Mit seinen klaren Sympathien für Trump hat der Chef der rechtsextremen Schwedendemokraten unter den Parteiführern des Landes ein Alleinstellungsmerkmal. Für Jimmie Åkersson ist Trump ein Präsident, der seine Wahlversprechen eingehalten und die Arbeitslosigkeit zurückgedrängt hat.
Ganz anders dagegen bewertet Nooshi Dadgostar, am vergangenen Wochenende zur neuen Vorsitzenden der schwedischen Linkspartei Vänsterpartiet gewählt, das Agieren des US-Präsidenten in der Wahlkrise und weist auf die Ausbreitung von Armut in den Vereinigten Staaten hin. Donald Trump sperre sich gegen eine friedliche Übergabe der Macht nach den demokratischen Spielregeln.

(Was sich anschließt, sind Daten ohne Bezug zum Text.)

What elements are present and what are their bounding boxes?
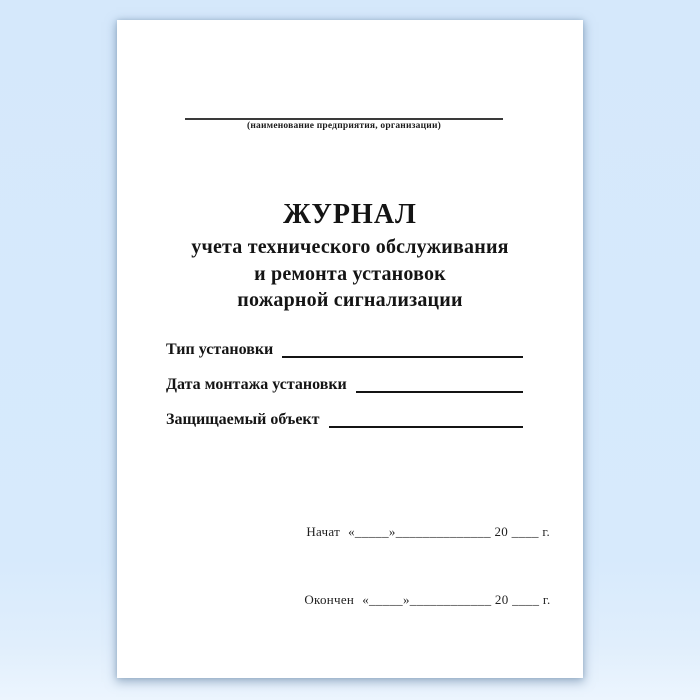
subtitle-line-1: учета технического обслуживания: [191, 236, 509, 258]
field-installation-type-label: Тип установки: [166, 341, 274, 358]
blank-line: [282, 341, 523, 358]
journal-subtitle: [117, 234, 583, 314]
organization-name-caption: (наименование предприятия, организации): [246, 121, 441, 131]
journal-title: ЖУРНАЛ: [283, 199, 417, 230]
started-label: Начат: [306, 524, 341, 539]
journal-cover-page: [117, 20, 583, 678]
blank-line: [329, 411, 524, 428]
finished-date-line: [283, 576, 551, 624]
started-date-line: [285, 508, 550, 556]
field-protected-object-label: Защищаемый объект: [166, 411, 320, 428]
finished-label: Окончен: [304, 592, 355, 607]
subtitle-line-3: пожарной сигнализации: [237, 289, 463, 311]
field-installation-date-label: Дата монтажа установки: [166, 376, 347, 393]
field-installation-type: [166, 342, 523, 358]
started-blank: «_____»______________ 20 ____ г.: [348, 524, 551, 539]
field-protected-object: [166, 412, 523, 428]
subtitle-line-2: и ремонта установок: [254, 262, 446, 285]
organization-name-line: [185, 118, 503, 131]
blank-line: [356, 376, 523, 393]
finished-blank: «_____»____________ 20 ____ г.: [362, 592, 551, 607]
field-installation-date: [166, 377, 523, 393]
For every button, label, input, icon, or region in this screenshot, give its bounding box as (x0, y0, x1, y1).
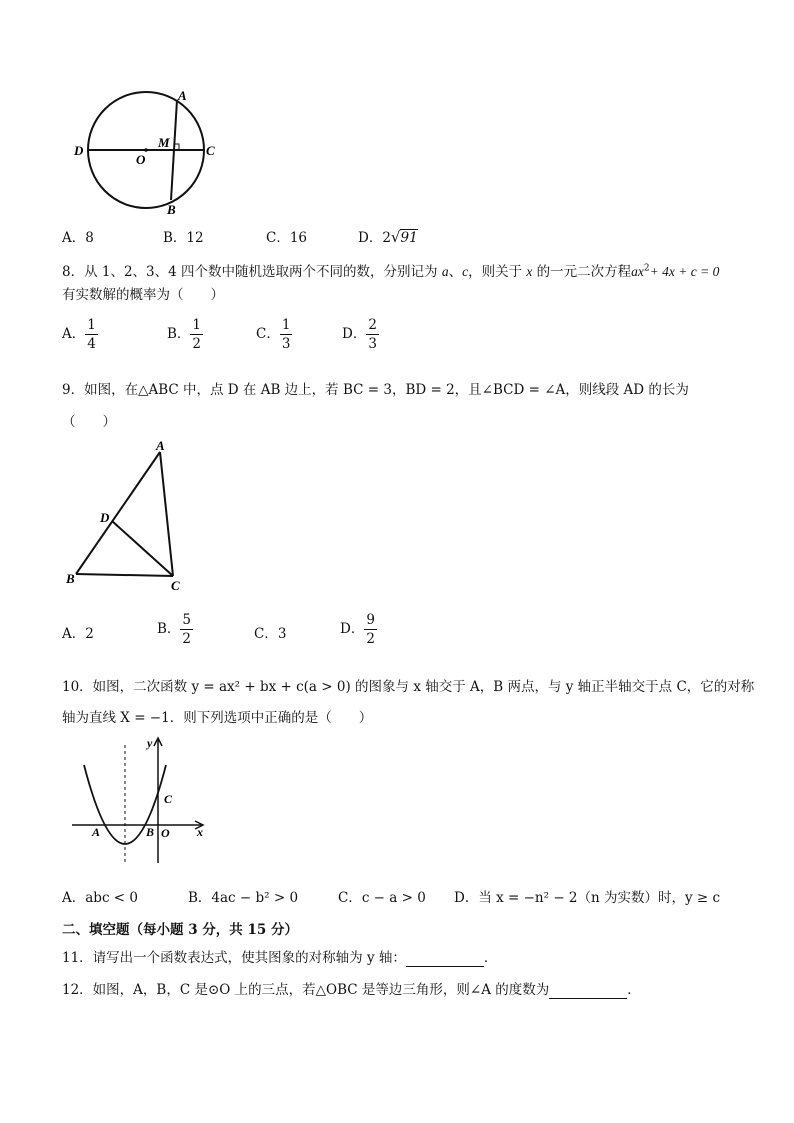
label-c: C (206, 143, 215, 158)
fraction (85, 316, 98, 353)
side-ab (76, 452, 160, 574)
q8-equation-pre: ax (631, 264, 644, 279)
q10-line1: 10．如图，二次函数 y = ax² + bx + c(a > 0) 的图象与 x 轴交于 A，B 两点，与 y 轴正半轴交于点 C，它的对称 (62, 679, 755, 695)
q7-option-a: A．8 (62, 230, 94, 246)
q7-option-d (358, 226, 418, 246)
fraction (190, 316, 203, 353)
q9-option-b-label: B． (157, 621, 181, 637)
q8-option-a-label: A． (62, 326, 86, 342)
q8-option-a (62, 316, 98, 353)
label-d: D (100, 510, 110, 525)
q8-var-x: x (526, 264, 533, 279)
denominator: 2 (182, 631, 192, 647)
q11-answer-blank[interactable] (406, 950, 484, 967)
q9-option-d-label: D． (340, 621, 365, 637)
denominator: 3 (281, 336, 291, 352)
side-ac (160, 452, 173, 576)
q10-option-c: C．c − a > 0 (338, 890, 426, 906)
q10-option-d: D．当 x = −n² − 2（n 为实数）时，y ≥ c (454, 890, 721, 906)
label-a: A (178, 88, 187, 103)
q11-line (62, 946, 497, 967)
denominator: 2 (192, 336, 202, 352)
denominator: 3 (368, 336, 377, 352)
label-y: y (147, 736, 153, 750)
label-m: M (158, 135, 170, 150)
q8-sep: 、 (448, 264, 463, 280)
denominator: 2 (366, 631, 375, 647)
q10-line2: 轴为直线 X = −1．则下列选项中正确的是（ ） (62, 710, 373, 726)
figure-circle-chords (70, 86, 230, 216)
label-a: A (156, 438, 165, 453)
figure-triangle-abc (62, 438, 212, 598)
q9-option-b (157, 611, 193, 648)
numerator: 2 (368, 317, 377, 333)
label-b: B (167, 202, 176, 216)
q7-option-d-label: D．2 (358, 230, 391, 246)
label-b: B (146, 825, 155, 839)
label-c: C (171, 578, 180, 593)
fraction (280, 316, 293, 353)
label-d: D (74, 143, 84, 158)
q9-line1: 9．如图，在△ABC 中，点 D 在 AB 边上，若 BC = 3，BD = 2，且∠BCD = ∠A，则线段 AD 的长为 (62, 382, 689, 398)
numerator: 5 (182, 612, 192, 628)
side-bc (76, 574, 173, 576)
q9-option-a: A．2 (62, 626, 94, 642)
label-c: C (164, 792, 173, 806)
label-a: A (92, 825, 101, 839)
q12-line (62, 978, 641, 999)
q8-line2: 有实数解的概率为（ ） (62, 287, 224, 303)
q9-line2: （ ） (62, 414, 116, 430)
q8-text-c: 的一元二次方程 (536, 264, 632, 280)
q10-option-b: B．4ac − b² > 0 (188, 890, 299, 906)
q8-option-b-label: B． (167, 326, 191, 342)
numerator: 1 (87, 317, 96, 333)
q11-end: ． (483, 950, 498, 966)
denominator: 4 (87, 336, 96, 352)
q7-option-c: C．16 (266, 230, 308, 246)
q10-option-a: A．abc < 0 (62, 890, 138, 906)
q8-option-b (167, 316, 203, 353)
q8-text-b: ，则关于 (468, 264, 523, 280)
q8-equation-sup: 2 (643, 263, 650, 274)
section-title-fill-in: 二、填空题（每小题 3 分，共 15 分） (62, 922, 298, 938)
numerator: 9 (366, 612, 375, 628)
q12-answer-blank[interactable] (549, 982, 627, 999)
segment-dc (112, 521, 173, 576)
q8-line1 (62, 260, 719, 280)
q8-option-c-label: C． (256, 326, 280, 342)
q8-text-a: 8．从 1、2、3、4 四个数中随机选取两个不同的数，分别记为 (62, 264, 438, 280)
q8-option-d (342, 316, 379, 353)
q12-end: ． (627, 982, 641, 998)
q8-var-c: c (462, 264, 469, 279)
fraction (366, 316, 379, 353)
q9-option-c: C．3 (254, 626, 287, 642)
q8-equation-post: + 4x + c = 0 (649, 264, 720, 279)
q8-option-c (256, 316, 292, 353)
q7-option-b: B．12 (163, 230, 204, 246)
label-x: x (197, 825, 203, 839)
label-o: O (161, 826, 170, 840)
figure-parabola (70, 733, 210, 868)
sqrt-sign: √ (390, 228, 401, 246)
label-o: O (136, 152, 146, 167)
q12-text: 12．如图，A，B，C 是⊙O 上的三点，若△OBC 是等边三角形，则∠A 的度数为 (62, 982, 550, 998)
numerator: 1 (281, 317, 291, 333)
fraction (364, 611, 377, 648)
fraction (180, 611, 193, 648)
q9-option-d (340, 611, 377, 648)
label-b: B (66, 571, 75, 586)
q11-text: 11．请写出一个函数表达式，使其图象的对称轴为 y 轴： (62, 950, 406, 966)
q7-sqrt-value: 91 (400, 230, 418, 246)
q8-option-d-label: D． (342, 326, 367, 342)
q8-var-a: a (441, 264, 449, 279)
numerator: 1 (192, 317, 202, 333)
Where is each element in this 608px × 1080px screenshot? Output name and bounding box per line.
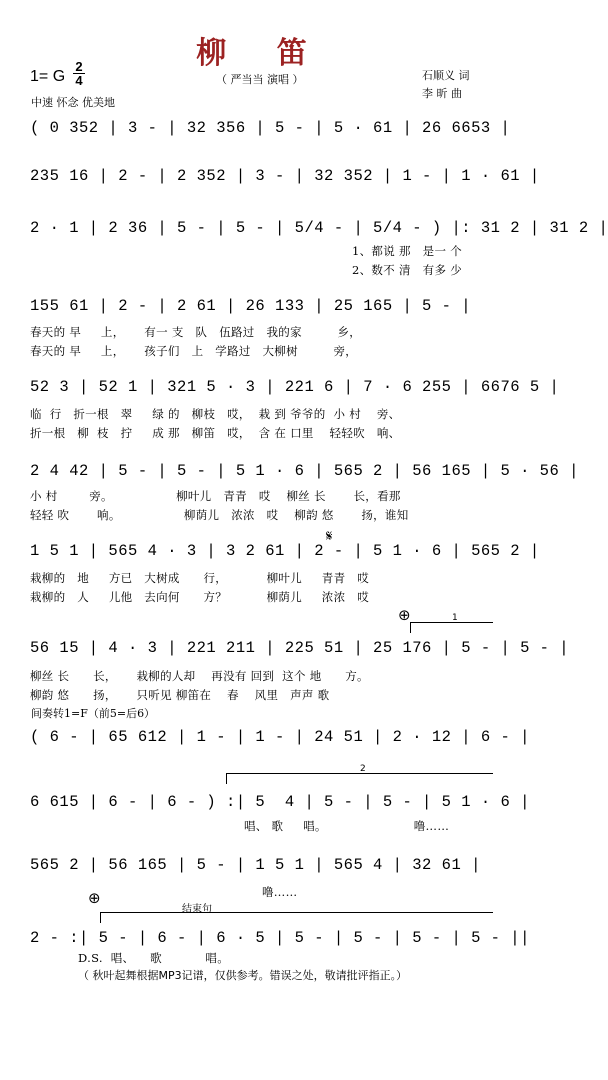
time-signature xyxy=(73,60,85,87)
score-line-2 xyxy=(30,163,540,189)
notation-line: 2 4 42 | 5 - | 5 - | 5 1 · 6 | 565 2 | 56 165 | 5 · 56 | xyxy=(30,462,579,480)
meter-top: 2 xyxy=(73,60,85,74)
score-line-4 xyxy=(30,293,500,319)
lyric-line: 栽柳的 地 方已 大树成 行， 柳叶儿 青青 哎 xyxy=(30,571,370,585)
lyric-line: 噜…… xyxy=(262,885,298,899)
lyric-line: 柳丝 长 长， 栽柳的人却 再没有 回到 这个 地 方。 xyxy=(30,669,369,683)
notation-line: 52 3 | 52 1 | 321 5 · 3 | 221 6 | 7 · 6 255 | 6676 5 | xyxy=(30,378,560,396)
lyric-line: 栽柳的 人 儿他 去向何 方？ 柳荫儿 浓浓 哎 xyxy=(30,590,370,604)
notation-line: 1 5 1 | 565 4 · 3 | 3 2 61 | 2 - | 5 1 · 6 | 565 2 | xyxy=(30,542,540,560)
lyric-line: 轻轻 吹 响。 柳荫儿 浓浓 哎 柳韵 悠 扬，谁知 xyxy=(30,508,409,522)
lyric-line: 唱、 歌 唱。 噜…… xyxy=(244,819,450,833)
lyric-line: 小 村 旁。 柳叶儿 青青 哎 柳丝 长 长，看那 xyxy=(30,489,401,503)
notation-line: 56 15 | 4 · 3 | 221 211 | 225 51 | 25 176 | 5 - | 5 - | xyxy=(30,639,570,657)
lyric-line: 折一根 柳 枝 拧 成 那 柳笛 哎， 含 在 口里 轻轻吹 响、 xyxy=(30,426,401,440)
ending-number: 1 xyxy=(452,613,458,623)
key-change-note: 间奏转1=F（前5=后6） xyxy=(31,707,156,720)
segno-symbol: 𝄋 xyxy=(326,527,333,545)
song-title: 柳 笛 xyxy=(196,36,327,71)
verse-label-2: 2、数不 清 有多 少 xyxy=(352,263,462,277)
tempo-marking: 中速 怀念 优美地 xyxy=(31,96,115,109)
coda-symbol: ⊕ xyxy=(88,889,101,907)
notation-line: 565 2 | 56 165 | 5 - | 1 5 1 | 565 4 | 32 61 | xyxy=(30,856,481,874)
notation-line: 2 · 1 | 2 36 | 5 - | 5 - | 5/4 - | 5/4 - ) |: 31 2 | 31 2 | xyxy=(30,219,608,237)
lyric-line: 春天的 早 上， 孩子们 上 学路过 大柳树 旁， xyxy=(30,344,358,358)
score-line-10 xyxy=(30,789,530,815)
key-signature: 1= G xyxy=(30,68,66,85)
score-line-6 xyxy=(30,458,579,484)
notation-line: 155 61 | 2 - | 2 61 | 26 133 | 25 165 | 5 - | xyxy=(30,297,472,315)
score-line-11 xyxy=(30,852,500,878)
coda-symbol: ⊕ xyxy=(398,606,411,624)
notation-line: ( 0 352 | 3 - | 32 356 | 5 - | 5 · 61 | 26 6653 | xyxy=(30,119,511,137)
composer-credit: 李 昕 曲 xyxy=(422,87,462,100)
lyricist-credit: 石顺义 词 xyxy=(422,69,470,82)
performer-credit: （ 严当当 演唱 ） xyxy=(216,73,304,86)
meter-bottom: 4 xyxy=(75,73,83,88)
score-line-3 xyxy=(30,215,608,241)
second-ending-bracket xyxy=(226,764,493,784)
score-line-8 xyxy=(30,635,570,661)
final-section-label: 结束句 xyxy=(182,904,212,915)
lyric-line: D.S. 唱、 歌 唱。 xyxy=(78,951,230,965)
lyric-line: 柳韵 悠 扬， 只听见 柳笛在 春 风里 声声 歌 xyxy=(30,688,330,702)
score-line-5 xyxy=(30,374,560,400)
score-line-9 xyxy=(30,724,530,750)
notation-line: 235 16 | 2 - | 2 352 | 3 - | 32 352 | 1 - | 1 · 61 | xyxy=(30,167,540,185)
score-line-12 xyxy=(30,925,530,951)
footer-note: （ 秋叶起舞根据MP3记谱，仅供参考。错误之处，敬请批评指正。） xyxy=(78,969,408,982)
first-ending-bracket xyxy=(410,613,493,633)
score-line-7 xyxy=(30,538,540,564)
score-line-1 xyxy=(30,115,511,141)
verse-label-1: 1、都说 那 是一 个 xyxy=(352,244,462,258)
notation-line: ( 6 - | 65 612 | 1 - | 1 - | 24 51 | 2 · 12 | 6 - | xyxy=(30,728,530,746)
notation-line: 6 615 | 6 - | 6 - ) :| 5 4 | 5 - | 5 - | 5 1 · 6 | xyxy=(30,793,530,811)
lyric-line: 临 行 折一根 翠 绿 的 柳枝 哎， 栽 到 爷爷的 小 村 旁、 xyxy=(30,407,401,421)
lyric-line: 春天的 早 上， 有一 支 队 伍路过 我的家 乡， xyxy=(30,325,362,339)
ending-number: 2 xyxy=(360,764,366,774)
final-bracket xyxy=(100,912,493,923)
notation-line: 2 - :| 5 - | 6 - | 6 · 5 | 5 - | 5 - | 5 - | 5 - || xyxy=(30,929,530,947)
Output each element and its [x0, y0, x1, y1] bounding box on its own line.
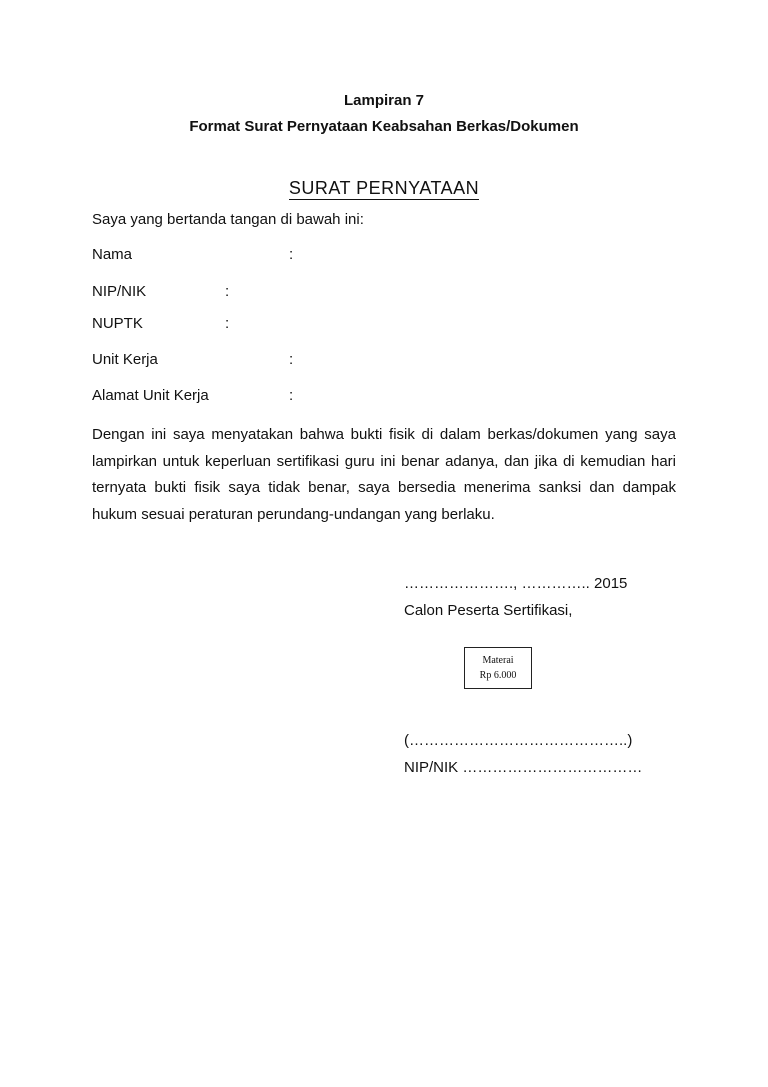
field-colon-nama: : — [289, 246, 294, 263]
field-label-alamat-unit-kerja: Alamat Unit Kerja — [92, 387, 209, 404]
field-colon-nuptk: : — [225, 315, 230, 332]
field-label-unit-kerja: Unit Kerja — [92, 351, 158, 368]
field-label-nip-nik: NIP/NIK — [92, 283, 147, 300]
statement-paragraph: Dengan ini saya menyatakan bahwa bukti fisik di dalam berkas/dokumen yang saya lampirkan untuk keperluan sertifikasi guru ini benar adanya, dan jika di kemudian hari ternyata bukti fisik saya tidak benar, saya bersedia menerima sanksi dan dampak hukum sesuai peraturan perundang-undangan yang berlaku. — [92, 426, 676, 523]
field-label-nama: Nama — [92, 246, 133, 263]
signatory-role: Calon Peserta Sertifikasi, — [404, 602, 573, 619]
stamp-label: Materai — [482, 655, 514, 666]
signatory-nip-line: NIP/NIK ……………………………… — [404, 759, 643, 776]
field-colon-alamat-unit-kerja: : — [289, 387, 294, 404]
document-heading — [0, 178, 768, 199]
appendix-title: Format Surat Pernyataan Keabsahan Berkas/Dokumen — [189, 118, 579, 135]
stamp-placeholder-box — [464, 647, 532, 689]
field-colon-unit-kerja: : — [289, 351, 294, 368]
field-colon-nip-nik: : — [225, 283, 230, 300]
intro-text: Saya yang bertanda tangan di bawah ini: — [92, 211, 364, 228]
document-heading-text: SURAT PERNYATAAN — [288, 178, 480, 198]
field-label-nuptk: NUPTK — [92, 315, 143, 332]
stamp-amount: Rp 6.000 — [479, 670, 517, 681]
place-date-line: …………………., ………….. 2015 — [404, 575, 628, 592]
signatory-name-line: (……………………………………..) — [404, 732, 633, 749]
appendix-label: Lampiran 7 — [343, 92, 425, 109]
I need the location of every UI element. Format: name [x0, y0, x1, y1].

Besonders kräftig werden in diesen Stunden in Lissabon für Joe Biden die Daumen gedrückt. Das iberische Land war von der Trump-Regierung zuletzt massiv unter Druck gesetzt worden, den chinesischen Telekommunikationsausrüster Huawei beim Ausbau des 5G-Mobilfunknetzes im Land auszuschließen. Washington drohte mit harten wirtschaftlichen Konsequenzen. Ende September hat der US-Botschafter George Glass Portugal aufgefordert, zu wählen »zwischen seinen Allierten und den Chinesen«. Die Replik von Außenminister Augusto Santos Silva war deutlich: In Portugal würden die Entscheidungen von den eigenen Behörden und eigenen Interessen folgend getroffen. Nun heißt es auch hier: Warten und hoffen.